You’d better settle in and get a nice comfy blanket and a cup of tea for this one. You’re in for the long haul. I got a lot on my mind. Ready? Let’s do it.
A while back, I’d talked about making my life more simple, and while it was easier to do it when the idea of it all was so new, it’s becoming harder; nearly impossible at this point in my life. I feel like I failed my life-o-simplicity, temporarily, until I get myself back on track. I still think it exists and is not some made up pile of crap I whipped up one day in some utopia haze I live in. Lately, though, I’ve been having thoughts and concerns piling up in this here head of mine, and haven’t thought much about them until today, when something as simple as an e-mail from my boss nearly pushed me over the edge. I guess we’ll start with my issues at work.
There are a few people in my group of folks I work with that live at work. They’re not happy at home, or have nothing to go home to, so they slave away at their desks. I guess they expect the same to take place in me, sometimes. The event that I’m talking about specifically, involved me leaving yesterday at 5:30, when I (am supposed) to get off. Matt and I met with our now booked photographer for our wedding. I came in this morning, to an e-mail that basically asked me what engagement I had last night that took me away from helping out the team by putting in some extra time. Well, first of all, I wasn’t asked to do any extra overtime, because as far as I could see, we weren’t busy. Secondly, yeah, I had a commitment to do something else after my work hours. What business is it of yours? This is one of many incidents, this being very mild, that has gotten under my skin. It really comes down to my feeling screwed over in taking the job that I did. I don’t regret leaving my former employer; they’re not very stable. But I regret going back to this one. I even told my boss the reasons I left the company in the first place, two years ago. I explained how much environment’s very important to me, and she understood. I realize things are out of her control, that perhaps things used to be different in our small office environment, but they are very quickly becoming the things I hated about the company previously. Oh, and as of Monday, they’re taking away access to even more sites, like hotmail, yahoo, e-Bay, etc. That’s another thing - I don’t understand what managers are doing when they think taking away freedoms like that at work, are going to make their employees work any harder. To any manager out there that agrees with what I just wrote, a big fat shame on you. We work hard for you because we respect you and believe in the work we do. The second you start treating us like little kids, is the second my morale goes down. Get a clue.
Another bit that keeps me awake at night, is where some of my friendships are going. Sometimes I end up feeling a bit used at the end of the day, in some instances. I try to be a good friend, help people out, but then it becomes tiring, because that’s all I ever end up doing. Help, help, help. I don’t mind helping, but when I get no respect, or worse off, the person never tries to help themselves, what am I supposed to do? I’ve been in those situations before, admittedly. It’s a tough one. Especially when you don’t know how to help yourself. Yikes. But what if you’re just too lazy? Kind of like I am now?

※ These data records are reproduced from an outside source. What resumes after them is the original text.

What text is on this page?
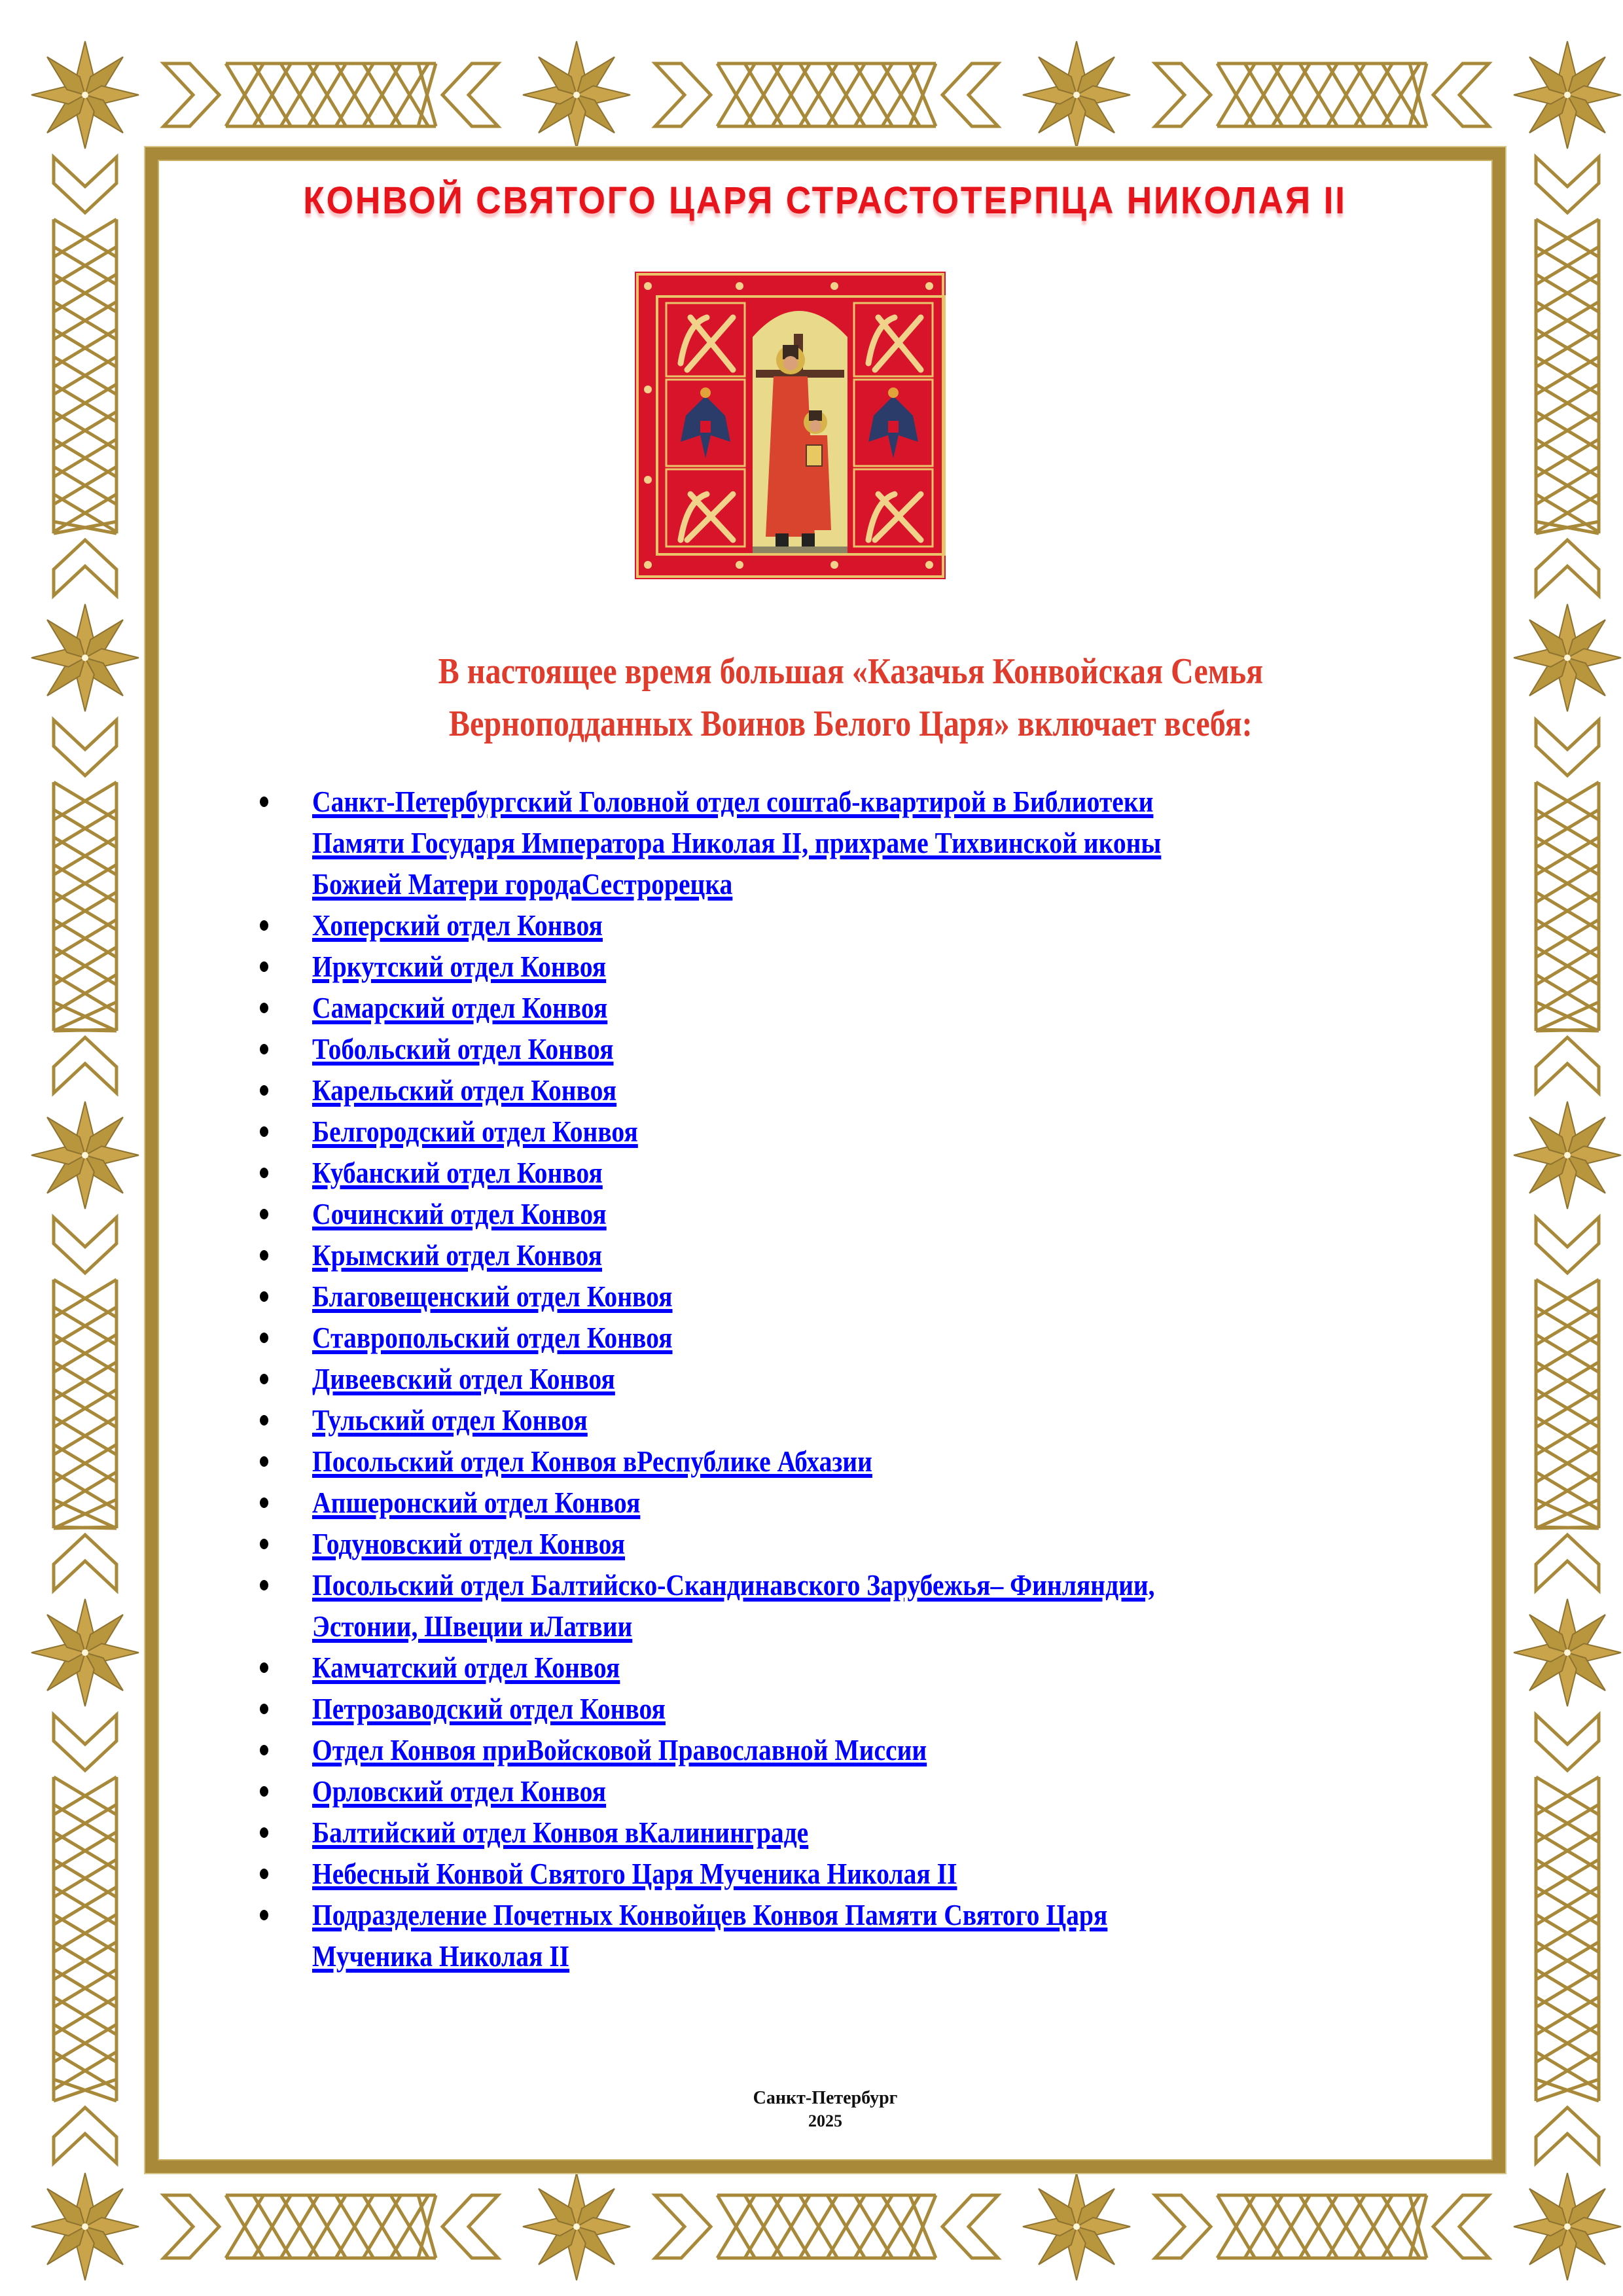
КОНВОЙ СВЯТОГО ЦАРЯ СТРАСТОТЕРПЦА НИКОЛАЯ II
В настоящее время большая «Казачья Конвойская Семья
Верноподданных Воинов Белого Царя» включает всебя:
Санкт-Петербургский Головной отдел соштаб-квартирой в Библиотеки
Памяти Государя Императора Николая II, прихраме Тихвинской иконы
Божией Матери городаСестрорецка
Хоперский отдел Конвоя
Иркутский отдел Конвоя
Самарский отдел Конвоя
Тобольский отдел Конвоя
Карельский отдел Конвоя
Белгородский отдел Конвоя
Кубанский отдел Конвоя
Сочинский отдел Конвоя
Крымский отдел Конвоя
Благовещенский отдел Конвоя
Ставропольский отдел Конвоя
Дивеевский отдел Конвоя
Тульский отдел Конвоя
Посольский отдел Конвоя вРеспублике Абхазии
Апшеронский отдел Конвоя
Годуновский отдел Конвоя
Посольский отдел Балтийско-Скандинавского Зарубежья– Финляндии,
Эстонии, Швеции иЛатвии
Камчатский отдел Конвоя
Петрозаводский отдел Конвоя
Отдел Конвоя приВойсковой Православной Миссии
Орловский отдел Конвоя
Балтийский отдел Конвоя вКалининграде
Небесный Конвой Святого Царя Мученика Николая II
Подразделение Почетных Конвойцев Конвоя Памяти Святого Царя
Мученика Николая II
Санкт-Петербург
2025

So I guess here’s where we get to the b.) part of my post. I have to (finally) do something about these things I don’t like. It almost sounds hypocritical of me to say things, offering bits of advice in situations like this - especially when I’ve been miserable for about the last three months when it comes to certain places in my life, and haven’t done anything about it, but it really all comes down to taking action against said event you’re not happy with. How am I going to change it, therefore making me happy? Well, perhaps I could look for a new job. Perhaps I can make better choices in events I choose to place myself in when it comes to friends. Make the best of my situation now, and make sure the spot’s only temporary, and take action on getting us on to point c.) Happiness.
Life is too short to have it be spent miserable. I need to figure out what would make me happy, that is within my means right now. Matt makes me happy. Perhaps spend more time with him. I want to learn how to golf. Maybe I should look into lessons. Get out. Do stuff. Take more photos. I get in these grooves where something goes wrong, I’m not happy, so I keep not being happy. It’s easier to sit back and complain, realistically, and hope that things get better. And when they don’t, oh man. A new flood of complaints.
So, does a plus b really equal c? Maybe. I think it can, with a little work. It’s the ‘little work’ part that gets you there. Surprisingly, I went into this whole post regretting even typing the first three letters. I wasn’t sure what was going to come about with this, or if I’d feel better, feel worse, etc. I feel better, though I’m not sure why. I haven’t really solved anything, really. It’s amazing how situations that keep floating in your head seem bigger and badder than they really are, the longer they’re not dealt with. Then you write them out on a piece of paper, or what have you, and you’re like, “Oh. Well. Okay…. ” Kind of like I am now.
Tomorrow’s Friday, last day of the week, and I’m going to try to go into it with a positive, more fresh outlook. And I’ll make it my mission to make the best of what can be in the position I currently am in, in life, and maybe eventually I’ll get to c.)